Он с трудом тихонечко открывает глаза. Совсем близко над собой он различает глаза цвета мокрой земли, принадлежащие Яну Кэрэ. Взгляд у того встревоженный. Гоазкоз смутно ощущает руку, трогающую его за плечо, плечо, которое ему уже едва принадлежит. Он слышит свой собственный глухой голос:
— Что такое?
— Ты кричал так, как от сильной боли.
— Наверное — кошмар. Я несколько отупел. Где все остальные?

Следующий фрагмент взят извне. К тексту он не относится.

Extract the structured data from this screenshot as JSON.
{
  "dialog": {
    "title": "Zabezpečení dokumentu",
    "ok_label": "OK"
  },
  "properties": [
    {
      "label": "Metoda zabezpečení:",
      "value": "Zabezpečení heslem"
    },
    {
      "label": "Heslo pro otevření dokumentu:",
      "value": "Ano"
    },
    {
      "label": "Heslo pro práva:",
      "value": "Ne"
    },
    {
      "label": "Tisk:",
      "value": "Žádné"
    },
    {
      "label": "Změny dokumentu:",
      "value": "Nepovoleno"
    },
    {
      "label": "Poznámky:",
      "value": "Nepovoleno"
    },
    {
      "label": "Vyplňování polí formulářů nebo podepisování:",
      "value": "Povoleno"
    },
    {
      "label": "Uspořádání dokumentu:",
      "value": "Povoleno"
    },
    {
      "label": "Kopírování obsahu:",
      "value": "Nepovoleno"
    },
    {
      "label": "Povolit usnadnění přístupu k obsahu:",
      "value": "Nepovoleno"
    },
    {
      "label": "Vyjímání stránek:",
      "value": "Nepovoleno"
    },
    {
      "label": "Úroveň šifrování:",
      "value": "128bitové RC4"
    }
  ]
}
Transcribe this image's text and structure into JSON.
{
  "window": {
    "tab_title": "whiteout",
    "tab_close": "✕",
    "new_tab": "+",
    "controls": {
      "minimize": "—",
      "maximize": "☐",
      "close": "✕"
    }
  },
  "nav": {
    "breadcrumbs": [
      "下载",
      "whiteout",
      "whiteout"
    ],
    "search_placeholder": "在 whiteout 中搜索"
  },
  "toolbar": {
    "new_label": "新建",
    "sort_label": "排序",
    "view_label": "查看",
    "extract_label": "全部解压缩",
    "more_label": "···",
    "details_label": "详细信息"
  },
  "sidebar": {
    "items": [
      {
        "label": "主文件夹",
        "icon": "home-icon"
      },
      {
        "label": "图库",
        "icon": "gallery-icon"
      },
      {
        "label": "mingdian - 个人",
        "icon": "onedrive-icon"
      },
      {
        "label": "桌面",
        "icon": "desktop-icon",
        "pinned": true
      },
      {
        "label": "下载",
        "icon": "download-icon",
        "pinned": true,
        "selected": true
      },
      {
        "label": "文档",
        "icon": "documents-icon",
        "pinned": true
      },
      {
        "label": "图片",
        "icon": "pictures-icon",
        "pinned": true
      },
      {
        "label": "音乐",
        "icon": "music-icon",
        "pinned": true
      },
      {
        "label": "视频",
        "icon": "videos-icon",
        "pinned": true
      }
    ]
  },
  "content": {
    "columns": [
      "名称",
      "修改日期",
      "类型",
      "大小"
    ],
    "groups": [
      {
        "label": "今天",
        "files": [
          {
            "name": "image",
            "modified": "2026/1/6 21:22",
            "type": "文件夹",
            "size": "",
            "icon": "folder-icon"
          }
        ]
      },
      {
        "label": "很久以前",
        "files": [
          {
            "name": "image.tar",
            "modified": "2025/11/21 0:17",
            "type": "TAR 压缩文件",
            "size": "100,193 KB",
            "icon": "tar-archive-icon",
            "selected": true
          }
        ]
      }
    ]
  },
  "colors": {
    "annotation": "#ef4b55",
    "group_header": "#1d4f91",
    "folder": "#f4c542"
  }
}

— Каждый на своем месте. Где же им еще быть? Прогуливаться в порту, что ли?
— Разбуди Корантена.
В преддверии рая неясно возникает спокойный, невозмутимый голос того, кого зовут только по имени, каким он был крещен.
— Я не сплю.
— Вероятно, ты проспал свою очередь дежурства.
— Разве это возможно?
— Ты что, никогда не спишь?
— А ты?
— Я — это совсем особое дело.
— Вот и я тоже.
Все. Больше вроде бы им нечего сказать. Но Пьеру Гоазкозу необходимо говорить.
— Что делает юнга?
— Лежит у твоих ног, — говорит Ян Кэрэ, выпрямляясь. — Спит как убитый. И хорошо делает. Один только он еще не свихнулся на этой пропащей лодке. Он знает, что, кроме человека и жабы, ни одно животное не спит в ночь под рождество.
Теперь Ален Дугэ, первый матрос, подает в свою очередь голос:
— А ты, Ян Кэрэ, жаба или человек?
— Полагаю, что человек, но в настоящее время предпочел бы быть жабой. Тогда мне нечего было бы опасаться, кроме колес телеги. Смотри-ка! В этом году будет много яблок.
— Что такое он еще несет, — ворчит Ален Дугэ.
— Снег пошел. А когда в рождественскую ночь идет снег, это предвещает на будущую осень урожай яблок, знай, мой мальчик.
— Уж этот мне Ян Кэрэ! На всю жизнь останется крестьянином с головы до пят.
— Ты думаешь? А крестьяне в моей местности считают, что я от рожденья моряк. Кто прав?